Improved Cancer Detection Using Artificial Intelligence: a Retrospective Evaluation of Missed Cancers on Mammography.
J Digit Imaging. 2019 Aug;32(4):625-637. doi: 10.1007/s10278-019-00192-5.
Watanabe AT, Lim V, Vu HX, Chim R, Weise E, Liu J, Bradley WG, Comstock CE.
To determine whether cmAssist™, an artificial intelligence-based computer-aided detection (AI-CAD) algorithm, can be used to improve radiologists' sensitivity in breast cancer screening and detection. A blinded retrospective study was performed with a panel of seven radiologists using a cancer-enriched data set from 122 patients that included 90 false-negative mammograms obtained up to 5.8 years prior to diagnosis and 32 BIRADS 1 and 2 patients with a 2-year follow-up of negative diagnosis.

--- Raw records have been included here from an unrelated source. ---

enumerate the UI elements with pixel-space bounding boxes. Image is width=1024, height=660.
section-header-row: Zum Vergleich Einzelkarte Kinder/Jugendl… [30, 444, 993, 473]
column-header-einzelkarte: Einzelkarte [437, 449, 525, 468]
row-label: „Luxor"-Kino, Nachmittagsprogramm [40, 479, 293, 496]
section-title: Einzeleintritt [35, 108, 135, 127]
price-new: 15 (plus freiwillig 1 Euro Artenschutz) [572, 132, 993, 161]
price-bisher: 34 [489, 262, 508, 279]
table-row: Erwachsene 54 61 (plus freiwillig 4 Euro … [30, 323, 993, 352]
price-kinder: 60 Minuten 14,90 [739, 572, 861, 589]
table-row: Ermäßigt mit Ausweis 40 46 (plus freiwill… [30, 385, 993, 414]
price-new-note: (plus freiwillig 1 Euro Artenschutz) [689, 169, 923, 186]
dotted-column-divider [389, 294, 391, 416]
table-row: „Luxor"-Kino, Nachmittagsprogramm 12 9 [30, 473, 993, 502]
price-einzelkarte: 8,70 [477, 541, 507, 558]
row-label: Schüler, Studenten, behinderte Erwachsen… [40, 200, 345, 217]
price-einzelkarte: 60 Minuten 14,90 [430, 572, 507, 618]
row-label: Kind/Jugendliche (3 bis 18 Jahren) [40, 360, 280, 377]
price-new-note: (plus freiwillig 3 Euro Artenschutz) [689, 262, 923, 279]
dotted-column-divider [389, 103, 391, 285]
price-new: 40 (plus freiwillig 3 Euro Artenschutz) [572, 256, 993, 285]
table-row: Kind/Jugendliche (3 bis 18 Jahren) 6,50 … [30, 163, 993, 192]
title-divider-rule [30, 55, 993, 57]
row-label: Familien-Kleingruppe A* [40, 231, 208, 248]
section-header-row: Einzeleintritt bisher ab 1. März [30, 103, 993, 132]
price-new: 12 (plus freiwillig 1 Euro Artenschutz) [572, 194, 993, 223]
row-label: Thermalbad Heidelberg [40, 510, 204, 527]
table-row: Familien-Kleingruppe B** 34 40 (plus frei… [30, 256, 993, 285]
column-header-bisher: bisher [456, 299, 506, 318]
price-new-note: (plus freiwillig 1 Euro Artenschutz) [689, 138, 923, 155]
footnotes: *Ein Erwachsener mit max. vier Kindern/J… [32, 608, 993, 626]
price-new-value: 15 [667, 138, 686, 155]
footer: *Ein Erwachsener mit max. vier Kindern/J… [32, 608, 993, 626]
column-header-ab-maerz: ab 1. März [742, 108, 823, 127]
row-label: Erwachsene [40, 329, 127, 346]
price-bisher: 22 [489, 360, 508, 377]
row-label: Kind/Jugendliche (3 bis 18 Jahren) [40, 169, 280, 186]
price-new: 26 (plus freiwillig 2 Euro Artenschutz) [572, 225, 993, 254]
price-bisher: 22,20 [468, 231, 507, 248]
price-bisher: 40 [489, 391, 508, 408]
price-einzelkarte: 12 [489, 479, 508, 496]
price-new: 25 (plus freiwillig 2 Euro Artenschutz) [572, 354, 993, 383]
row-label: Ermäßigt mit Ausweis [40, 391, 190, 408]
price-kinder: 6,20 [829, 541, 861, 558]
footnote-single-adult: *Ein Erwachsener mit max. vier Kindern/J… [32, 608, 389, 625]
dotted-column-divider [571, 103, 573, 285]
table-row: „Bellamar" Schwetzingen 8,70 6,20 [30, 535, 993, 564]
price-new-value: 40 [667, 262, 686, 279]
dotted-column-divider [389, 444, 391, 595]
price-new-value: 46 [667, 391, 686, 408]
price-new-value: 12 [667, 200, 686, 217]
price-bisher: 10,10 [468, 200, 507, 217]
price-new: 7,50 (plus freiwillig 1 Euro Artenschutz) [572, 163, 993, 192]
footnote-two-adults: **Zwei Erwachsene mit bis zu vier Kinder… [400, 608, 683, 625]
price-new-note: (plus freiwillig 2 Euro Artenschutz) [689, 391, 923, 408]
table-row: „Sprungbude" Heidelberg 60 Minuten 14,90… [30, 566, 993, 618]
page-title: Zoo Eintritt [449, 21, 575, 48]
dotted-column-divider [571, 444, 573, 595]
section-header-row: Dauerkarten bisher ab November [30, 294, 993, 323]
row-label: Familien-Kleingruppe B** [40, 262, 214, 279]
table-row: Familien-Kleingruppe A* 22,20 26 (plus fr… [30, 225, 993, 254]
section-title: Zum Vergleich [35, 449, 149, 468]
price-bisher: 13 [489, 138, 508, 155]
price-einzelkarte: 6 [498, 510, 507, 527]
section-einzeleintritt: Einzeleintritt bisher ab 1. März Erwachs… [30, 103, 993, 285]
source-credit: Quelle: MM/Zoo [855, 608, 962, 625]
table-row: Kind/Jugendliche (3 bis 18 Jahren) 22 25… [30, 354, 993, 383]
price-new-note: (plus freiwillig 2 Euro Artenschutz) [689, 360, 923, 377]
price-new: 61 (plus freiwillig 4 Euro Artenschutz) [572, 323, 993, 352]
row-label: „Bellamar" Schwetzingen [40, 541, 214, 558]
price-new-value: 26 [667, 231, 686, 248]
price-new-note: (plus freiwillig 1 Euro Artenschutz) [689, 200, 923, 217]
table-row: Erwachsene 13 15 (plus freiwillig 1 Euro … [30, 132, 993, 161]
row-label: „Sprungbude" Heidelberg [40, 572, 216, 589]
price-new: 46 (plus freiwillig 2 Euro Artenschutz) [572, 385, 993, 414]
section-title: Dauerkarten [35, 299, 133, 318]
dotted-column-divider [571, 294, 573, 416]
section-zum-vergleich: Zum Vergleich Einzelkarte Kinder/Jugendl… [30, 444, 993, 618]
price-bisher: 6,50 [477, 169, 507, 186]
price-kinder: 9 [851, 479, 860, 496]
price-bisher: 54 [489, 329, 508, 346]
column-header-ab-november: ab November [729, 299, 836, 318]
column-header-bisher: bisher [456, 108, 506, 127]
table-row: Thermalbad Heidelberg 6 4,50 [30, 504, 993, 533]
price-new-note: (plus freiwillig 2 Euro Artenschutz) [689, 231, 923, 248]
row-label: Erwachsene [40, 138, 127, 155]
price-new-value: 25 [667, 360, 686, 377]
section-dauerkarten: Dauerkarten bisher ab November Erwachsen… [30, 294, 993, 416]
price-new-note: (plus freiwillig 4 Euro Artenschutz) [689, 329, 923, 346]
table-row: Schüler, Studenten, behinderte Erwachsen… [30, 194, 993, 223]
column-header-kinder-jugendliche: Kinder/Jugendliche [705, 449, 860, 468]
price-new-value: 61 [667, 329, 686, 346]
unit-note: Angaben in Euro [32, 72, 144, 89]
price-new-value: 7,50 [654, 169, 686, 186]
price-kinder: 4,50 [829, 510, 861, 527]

The mammograms were performed between February 7, 2008 (earliest) and January 8, 2016 (latest), and were all originally interpreted as negative in conjunction with R2 ImageChecker CAD, version 10.0. In this study, the readers analyzed the 122 studies before and after review of cmAssist™, an AI-CAD software for mammography. The statistical significance of our findings was evaluated using Student's t test and bootstrap statistical analysis. There was a substantial and significant improvement in radiologist accuracy with use of cmAssist, as demonstrated in the 7.2% increase in the area-under-the-curve (AUC) of the receiver operating characteristic (ROC) curve with two-sided p value < 0.01 for the reader group. All radiologists showed a significant improvement in their cancer detection rate (CDR) with the use of cmAssist (two-sided p value = 0.030, confidence interval = 95%). The readers detected between 25 and 71% (mean 51%) of the early cancers without assistance. With cmAssist, the overall reader CDR was 41 to 76% (mean 62%). The percentage increase in CDR for the reader panel was significant, ranging from 6 to 64% (mean 27%) with the use of cmAssist. There was less than 1% increase in the readers' false-positive recalls with use of cmAssist. With the use of cmAssist TM, there was a substantial and statistically significant improvement in radiologists' accuracy and sensitivity for detection of cancers that were originally missed. The percentage increase in CDR for the radiologists in the reader panel ranged from 6 to 64% (mean 27%) with the use of cmAssist, with negligible increase in false-positive recalls.